We die protecting our fleet
, Ares thought as the screen filled with light and searing heat ripped the vessel open and pressed into him.

He opened his eyes. He stood in a small rectangular vessel with a single window that looked out on a surging wave of light—the remnants of the battle he had just fought.

He was on one of the life rafts—his emergency evac tag had ported him to the raft, along with nine others: the first officer from his own bridge and the captains and first officers of the other vessels in his sub-fleet. They were all standing, recessed into their medical pods. A few heads poked out, taking stock.

The wave reached them, and the flash of heat, pain, and bone-rattling force blew through Ares again.

He opened his eyes. Another life raft. The wave was farther away. The evac tag had ported them to the next raft when the wave had destroyed the last. Ares didn’t bother cowering as the wave rushed forward. He watched, waited, bracing himself. The force, heat, and pain washed over him again, and he stood in the third life raft. In the fifth raft, he started dreading the wave.

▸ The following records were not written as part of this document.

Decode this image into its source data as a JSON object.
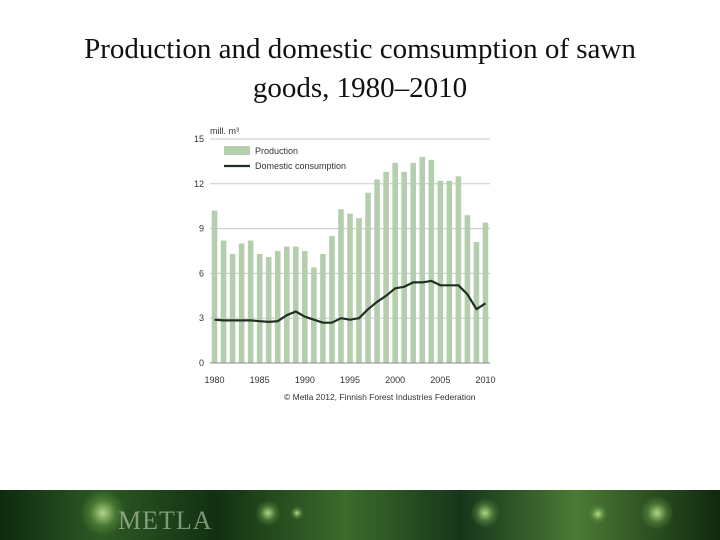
{
  "slide": {
    "title_line1": "Production and domestic comsumption of sawn",
    "title_line2": "goods, 1980–2010",
    "footer_logo": "METLA"
  },
  "chart_data": {
    "type": "bar",
    "unit_label": "mill. m³",
    "x_tick_labels": [
      "1980",
      "1985",
      "1990",
      "1995",
      "2000",
      "2005",
      "2010"
    ],
    "y_tick_labels": [
      "0",
      "3",
      "6",
      "9",
      "12",
      "15"
    ],
    "ylim": [
      0,
      15
    ],
    "grid": true,
    "legend_position": "top-left",
    "source": "© Metla 2012, Finnish Forest Industries Federation",
    "colors": {
      "bar": "#b5cfae",
      "line": "#1f2f22",
      "grid": "#c8c8c8"
    },
    "x": [
      1980,
      1981,
      1982,
      1983,
      1984,
      1985,
      1986,
      1987,
      1988,
      1989,
      1990,
      1991,
      1992,
      1993,
      1994,
      1995,
      1996,
      1997,
      1998,
      1999,
      2000,
      2001,
      2002,
      2003,
      2004,
      2005,
      2006,
      2007,
      2008,
      2009,
      2010
    ],
    "series": [
      {
        "name": "Production",
        "type": "bar",
        "values": [
          10.2,
          8.2,
          7.3,
          8.0,
          8.2,
          7.3,
          7.1,
          7.5,
          7.8,
          7.8,
          7.5,
          6.4,
          7.3,
          8.5,
          10.3,
          10.0,
          9.7,
          11.4,
          12.3,
          12.8,
          13.4,
          12.8,
          13.4,
          13.8,
          13.6,
          12.2,
          12.2,
          12.5,
          9.9,
          8.1,
          9.4
        ]
      },
      {
        "name": "Domestic consumption",
        "type": "line",
        "values": [
          2.9,
          2.85,
          2.85,
          2.85,
          2.85,
          2.8,
          2.75,
          2.8,
          3.2,
          3.45,
          3.1,
          2.9,
          2.7,
          2.7,
          3.0,
          2.9,
          3.0,
          3.6,
          4.1,
          4.5,
          5.0,
          5.1,
          5.4,
          5.4,
          5.5,
          5.2,
          5.2,
          5.2,
          4.6,
          3.6,
          4.0
        ]
      }
    ]
  }
}
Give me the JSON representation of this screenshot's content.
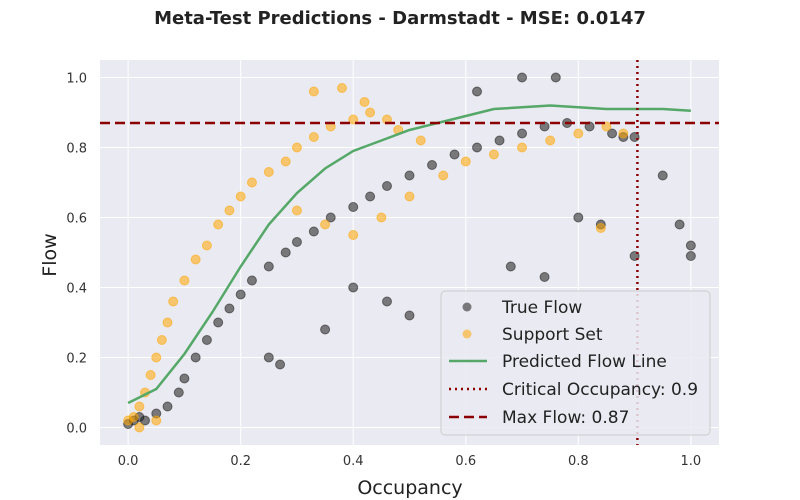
{
  "chart_data": {
    "type": "scatter",
    "title": "Meta-Test Predictions - Darmstadt - MSE: 0.0147",
    "xlabel": "Occupancy",
    "ylabel": "Flow",
    "xlim": [
      -0.05,
      1.05
    ],
    "ylim": [
      -0.05,
      1.05
    ],
    "xticks": [
      "0.0",
      "0.2",
      "0.4",
      "0.6",
      "0.8",
      "1.0"
    ],
    "yticks": [
      "0.0",
      "0.2",
      "0.4",
      "0.6",
      "0.8",
      "1.0"
    ],
    "grid": true,
    "legend_position": "lower-right",
    "series": [
      {
        "name": "True Flow",
        "kind": "scatter",
        "color": "#1a1a1a",
        "opacity": 0.55,
        "points": [
          [
            0.0,
            0.01
          ],
          [
            0.01,
            0.02
          ],
          [
            0.02,
            0.03
          ],
          [
            0.03,
            0.02
          ],
          [
            0.05,
            0.04
          ],
          [
            0.07,
            0.06
          ],
          [
            0.09,
            0.1
          ],
          [
            0.1,
            0.14
          ],
          [
            0.12,
            0.2
          ],
          [
            0.14,
            0.25
          ],
          [
            0.16,
            0.3
          ],
          [
            0.18,
            0.34
          ],
          [
            0.2,
            0.38
          ],
          [
            0.22,
            0.42
          ],
          [
            0.25,
            0.46
          ],
          [
            0.28,
            0.5
          ],
          [
            0.3,
            0.53
          ],
          [
            0.33,
            0.56
          ],
          [
            0.36,
            0.6
          ],
          [
            0.4,
            0.63
          ],
          [
            0.43,
            0.66
          ],
          [
            0.46,
            0.69
          ],
          [
            0.5,
            0.72
          ],
          [
            0.54,
            0.75
          ],
          [
            0.58,
            0.78
          ],
          [
            0.62,
            0.8
          ],
          [
            0.66,
            0.82
          ],
          [
            0.7,
            0.84
          ],
          [
            0.74,
            0.86
          ],
          [
            0.78,
            0.87
          ],
          [
            0.82,
            0.86
          ],
          [
            0.86,
            0.84
          ],
          [
            0.88,
            0.83
          ],
          [
            0.9,
            0.83
          ],
          [
            0.9,
            0.49
          ],
          [
            0.95,
            0.72
          ],
          [
            0.98,
            0.58
          ],
          [
            1.0,
            0.52
          ],
          [
            1.0,
            0.49
          ],
          [
            0.76,
            1.0
          ],
          [
            0.7,
            1.0
          ],
          [
            0.62,
            0.96
          ],
          [
            0.4,
            0.4
          ],
          [
            0.46,
            0.36
          ],
          [
            0.5,
            0.32
          ],
          [
            0.35,
            0.28
          ],
          [
            0.25,
            0.2
          ],
          [
            0.27,
            0.18
          ],
          [
            0.8,
            0.6
          ],
          [
            0.84,
            0.58
          ],
          [
            0.74,
            0.43
          ],
          [
            0.68,
            0.46
          ]
        ]
      },
      {
        "name": "Support Set",
        "kind": "scatter",
        "color": "#ffa500",
        "opacity": 0.55,
        "points": [
          [
            0.0,
            0.02
          ],
          [
            0.01,
            0.03
          ],
          [
            0.02,
            0.06
          ],
          [
            0.03,
            0.1
          ],
          [
            0.04,
            0.15
          ],
          [
            0.05,
            0.2
          ],
          [
            0.06,
            0.25
          ],
          [
            0.07,
            0.3
          ],
          [
            0.08,
            0.36
          ],
          [
            0.1,
            0.42
          ],
          [
            0.12,
            0.48
          ],
          [
            0.14,
            0.52
          ],
          [
            0.16,
            0.58
          ],
          [
            0.18,
            0.62
          ],
          [
            0.2,
            0.66
          ],
          [
            0.22,
            0.7
          ],
          [
            0.25,
            0.73
          ],
          [
            0.28,
            0.76
          ],
          [
            0.3,
            0.8
          ],
          [
            0.33,
            0.83
          ],
          [
            0.36,
            0.86
          ],
          [
            0.4,
            0.88
          ],
          [
            0.43,
            0.9
          ],
          [
            0.46,
            0.88
          ],
          [
            0.48,
            0.85
          ],
          [
            0.52,
            0.82
          ],
          [
            0.33,
            0.96
          ],
          [
            0.38,
            0.97
          ],
          [
            0.42,
            0.93
          ],
          [
            0.3,
            0.62
          ],
          [
            0.35,
            0.58
          ],
          [
            0.4,
            0.55
          ],
          [
            0.45,
            0.6
          ],
          [
            0.5,
            0.66
          ],
          [
            0.56,
            0.72
          ],
          [
            0.6,
            0.76
          ],
          [
            0.65,
            0.78
          ],
          [
            0.7,
            0.8
          ],
          [
            0.75,
            0.82
          ],
          [
            0.8,
            0.84
          ],
          [
            0.85,
            0.86
          ],
          [
            0.88,
            0.84
          ],
          [
            0.84,
            0.57
          ],
          [
            0.02,
            0.0
          ],
          [
            0.05,
            0.02
          ]
        ]
      },
      {
        "name": "Predicted Flow Line",
        "kind": "line",
        "color": "#55a868",
        "points": [
          [
            0.0,
            0.07
          ],
          [
            0.05,
            0.11
          ],
          [
            0.1,
            0.21
          ],
          [
            0.15,
            0.33
          ],
          [
            0.2,
            0.46
          ],
          [
            0.25,
            0.58
          ],
          [
            0.3,
            0.67
          ],
          [
            0.35,
            0.74
          ],
          [
            0.4,
            0.79
          ],
          [
            0.45,
            0.82
          ],
          [
            0.5,
            0.85
          ],
          [
            0.55,
            0.87
          ],
          [
            0.6,
            0.89
          ],
          [
            0.65,
            0.91
          ],
          [
            0.7,
            0.915
          ],
          [
            0.75,
            0.92
          ],
          [
            0.8,
            0.915
          ],
          [
            0.85,
            0.91
          ],
          [
            0.9,
            0.91
          ],
          [
            0.95,
            0.91
          ],
          [
            1.0,
            0.905
          ]
        ]
      }
    ],
    "reference_lines": [
      {
        "name": "Critical Occupancy: 0.9",
        "orientation": "vertical",
        "value": 0.905,
        "color": "#8b0000",
        "style": "dotted"
      },
      {
        "name": "Max Flow: 0.87",
        "orientation": "horizontal",
        "value": 0.87,
        "color": "#8b0000",
        "style": "dashed"
      }
    ],
    "legend": [
      "True Flow",
      "Support Set",
      "Predicted Flow Line",
      "Critical Occupancy: 0.9",
      "Max Flow: 0.87"
    ]
  }
}
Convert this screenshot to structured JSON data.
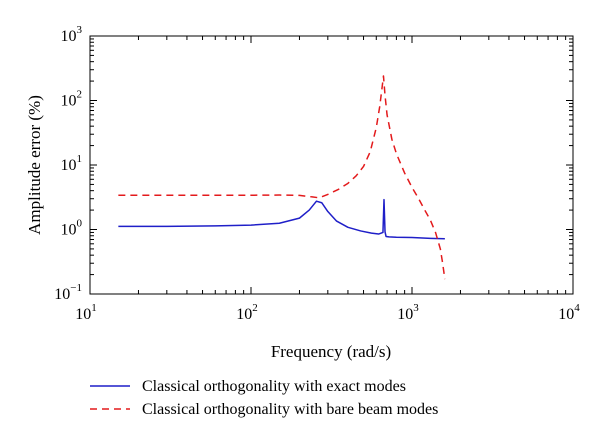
{
  "chart_data": {
    "type": "line",
    "title": "",
    "xlabel": "Frequency (rad/s)",
    "ylabel": "Amplitude error (%)",
    "xscale": "log",
    "yscale": "log",
    "xlim": [
      10,
      10000
    ],
    "ylim": [
      0.1,
      1000
    ],
    "grid": false,
    "legend_placement": "bottom",
    "x_ticks": [
      {
        "base": "10",
        "exp": "1",
        "value": 10
      },
      {
        "base": "10",
        "exp": "2",
        "value": 100
      },
      {
        "base": "10",
        "exp": "3",
        "value": 1000
      },
      {
        "base": "10",
        "exp": "4",
        "value": 10000
      }
    ],
    "y_ticks": [
      {
        "base": "10",
        "exp": "−1",
        "value": 0.1
      },
      {
        "base": "10",
        "exp": "0",
        "value": 1
      },
      {
        "base": "10",
        "exp": "1",
        "value": 10
      },
      {
        "base": "10",
        "exp": "2",
        "value": 100
      },
      {
        "base": "10",
        "exp": "3",
        "value": 1000
      }
    ],
    "series": [
      {
        "name": "Classical orthogonality with exact modes",
        "color": "#1f1fc8",
        "style": "solid",
        "x": [
          15,
          30,
          60,
          100,
          150,
          200,
          230,
          255,
          275,
          300,
          340,
          400,
          480,
          560,
          620,
          660,
          670,
          680,
          690,
          720,
          800,
          1000,
          1300,
          1600
        ],
        "y": [
          1.12,
          1.12,
          1.14,
          1.17,
          1.25,
          1.5,
          2.0,
          2.75,
          2.6,
          1.9,
          1.35,
          1.08,
          0.95,
          0.88,
          0.85,
          0.9,
          2.9,
          0.92,
          0.78,
          0.77,
          0.76,
          0.75,
          0.73,
          0.72
        ]
      },
      {
        "name": "Classical orthogonality with bare beam modes",
        "color": "#e31a1c",
        "style": "dashed",
        "x": [
          15,
          50,
          100,
          150,
          200,
          240,
          265,
          300,
          350,
          400,
          450,
          500,
          550,
          600,
          630,
          650,
          665,
          680,
          700,
          750,
          800,
          900,
          1000,
          1100,
          1200,
          1300,
          1400,
          1500,
          1550,
          1600
        ],
        "y": [
          3.4,
          3.4,
          3.4,
          3.42,
          3.38,
          3.2,
          3.1,
          3.5,
          4.2,
          5.2,
          6.8,
          9.5,
          16,
          38,
          80,
          150,
          240,
          120,
          60,
          25,
          15,
          7.5,
          4.5,
          3.0,
          2.0,
          1.4,
          0.9,
          0.5,
          0.3,
          0.17
        ]
      }
    ]
  }
}
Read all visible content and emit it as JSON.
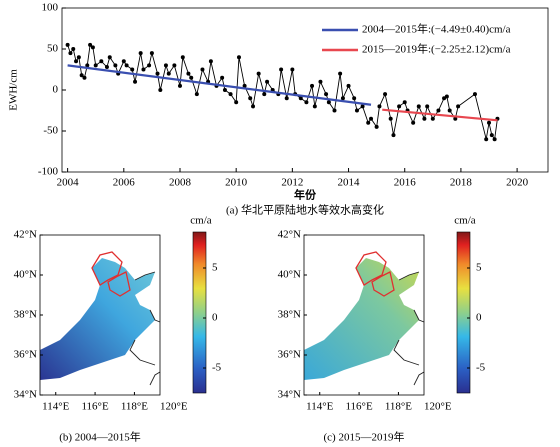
{
  "chart_data": {
    "type": "line",
    "ylabel": "EWH/cm",
    "xlabel": "年份",
    "caption": "(a) 华北平原陆地水等效水高变化",
    "xlim": [
      2003.8,
      2021.1
    ],
    "xticks": [
      2004,
      2006,
      2008,
      2010,
      2012,
      2014,
      2016,
      2018,
      2020
    ],
    "ylim": [
      -100,
      100
    ],
    "yticks": [
      -100,
      -50,
      0,
      50,
      100
    ],
    "legend": "upper right",
    "series": [
      {
        "color": "#000000",
        "markers": true,
        "x": [
          2004.0,
          2004.1,
          2004.2,
          2004.3,
          2004.4,
          2004.5,
          2004.6,
          2004.7,
          2004.8,
          2004.9,
          2005.0,
          2005.2,
          2005.4,
          2005.5,
          2005.7,
          2005.8,
          2006.0,
          2006.1,
          2006.3,
          2006.4,
          2006.6,
          2006.7,
          2006.9,
          2007.0,
          2007.2,
          2007.3,
          2007.5,
          2007.6,
          2007.8,
          2008.0,
          2008.1,
          2008.3,
          2008.4,
          2008.6,
          2008.8,
          2009.0,
          2009.1,
          2009.3,
          2009.5,
          2009.6,
          2009.8,
          2010.0,
          2010.1,
          2010.3,
          2010.5,
          2010.6,
          2010.8,
          2011.0,
          2011.1,
          2011.3,
          2011.5,
          2011.6,
          2011.8,
          2012.0,
          2012.1,
          2012.3,
          2012.5,
          2012.7,
          2012.8,
          2013.0,
          2013.2,
          2013.3,
          2013.5,
          2013.7,
          2013.8,
          2014.0,
          2014.2,
          2014.3,
          2014.5,
          2014.7,
          2014.8,
          2015.0,
          2015.1,
          2015.3,
          2015.5,
          2015.6,
          2015.8,
          2016.0,
          2016.1,
          2016.3,
          2016.5,
          2016.7,
          2016.8,
          2017.0,
          2017.2,
          2017.4,
          2017.5,
          2017.6,
          2017.8,
          2017.9,
          2018.5,
          2018.9,
          2019.0,
          2019.1,
          2019.2,
          2019.3
        ],
        "values": [
          55,
          45,
          50,
          35,
          40,
          18,
          15,
          30,
          55,
          52,
          30,
          35,
          28,
          40,
          30,
          20,
          35,
          30,
          25,
          10,
          45,
          25,
          30,
          45,
          20,
          0,
          30,
          20,
          30,
          5,
          40,
          20,
          15,
          -5,
          25,
          10,
          35,
          5,
          15,
          0,
          -5,
          -15,
          40,
          5,
          -10,
          -20,
          20,
          -5,
          10,
          0,
          -5,
          25,
          -10,
          25,
          -5,
          -10,
          -15,
          5,
          -20,
          10,
          -5,
          -15,
          -25,
          20,
          -10,
          5,
          -10,
          -25,
          -20,
          -40,
          -35,
          -45,
          -20,
          -5,
          -35,
          -55,
          -20,
          -15,
          -25,
          -40,
          -20,
          -35,
          -20,
          -35,
          -25,
          -10,
          -8,
          -25,
          -35,
          -20,
          -5,
          -60,
          -40,
          -55,
          -60,
          -35
        ]
      },
      {
        "name": "2004—2015年:(−4.49±0.40)cm/a",
        "color": "#3a4fb0",
        "x": [
          2004,
          2014.8
        ],
        "values": [
          30,
          -18
        ]
      },
      {
        "name": "2015—2019年:(−2.25±2.12)cm/a",
        "color": "#e8474f",
        "x": [
          2015.2,
          2019.3
        ],
        "values": [
          -24,
          -37
        ]
      }
    ]
  },
  "maps": [
    {
      "caption": "(b) 2004—2015年",
      "lonlim": [
        113.2,
        119.3
      ],
      "latlim": [
        34,
        42
      ],
      "xticks": [
        {
          "value": 114,
          "label": "114°E"
        },
        {
          "value": 116,
          "label": "116°E"
        },
        {
          "value": 118,
          "label": "118°E"
        },
        {
          "value": 120,
          "label": "120°E"
        }
      ],
      "yticks": [
        {
          "value": 34,
          "label": "34°N"
        },
        {
          "value": 36,
          "label": "36°N"
        },
        {
          "value": 38,
          "label": "38°N"
        },
        {
          "value": 40,
          "label": "40°N"
        },
        {
          "value": 42,
          "label": "42°N"
        }
      ],
      "colorbar": {
        "label": "cm/a",
        "clim": [
          -7.5,
          8.6
        ],
        "ticks": [
          -5,
          0,
          5
        ]
      }
    },
    {
      "caption": "(c) 2015—2019年",
      "lonlim": [
        113.2,
        119.3
      ],
      "latlim": [
        34,
        42
      ],
      "xticks": [
        {
          "value": 114,
          "label": "114°E"
        },
        {
          "value": 116,
          "label": "116°E"
        },
        {
          "value": 118,
          "label": "118°E"
        },
        {
          "value": 120,
          "label": "120°E"
        }
      ],
      "yticks": [
        {
          "value": 34,
          "label": "34°N"
        },
        {
          "value": 36,
          "label": "36°N"
        },
        {
          "value": 38,
          "label": "38°N"
        },
        {
          "value": 40,
          "label": "40°N"
        },
        {
          "value": 42,
          "label": "42°N"
        }
      ],
      "colorbar": {
        "label": "cm/a",
        "clim": [
          -7.5,
          8.6
        ],
        "ticks": [
          -5,
          0,
          5
        ]
      }
    }
  ]
}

At the tenth, he could no longer open his eyes. Time seemed to disappear. There was only the oscillating wave of agony and nothingness. Then the ship shook, but the heat and pain never came. He opened his eyes. The raft was twirling in space. It rotated, and he saw the gravity wave, no longer nearly as strong, rolling away, curving the tiny dots of light that were distant stars.

Ares closed his eyes. He wondered if the life raft would initiate a medical coma or simply let him die. He didn’t know which he preferred. He wasn’t sure what followed after that, but he experienced only nothingness, an abyss of time without feeling or thought.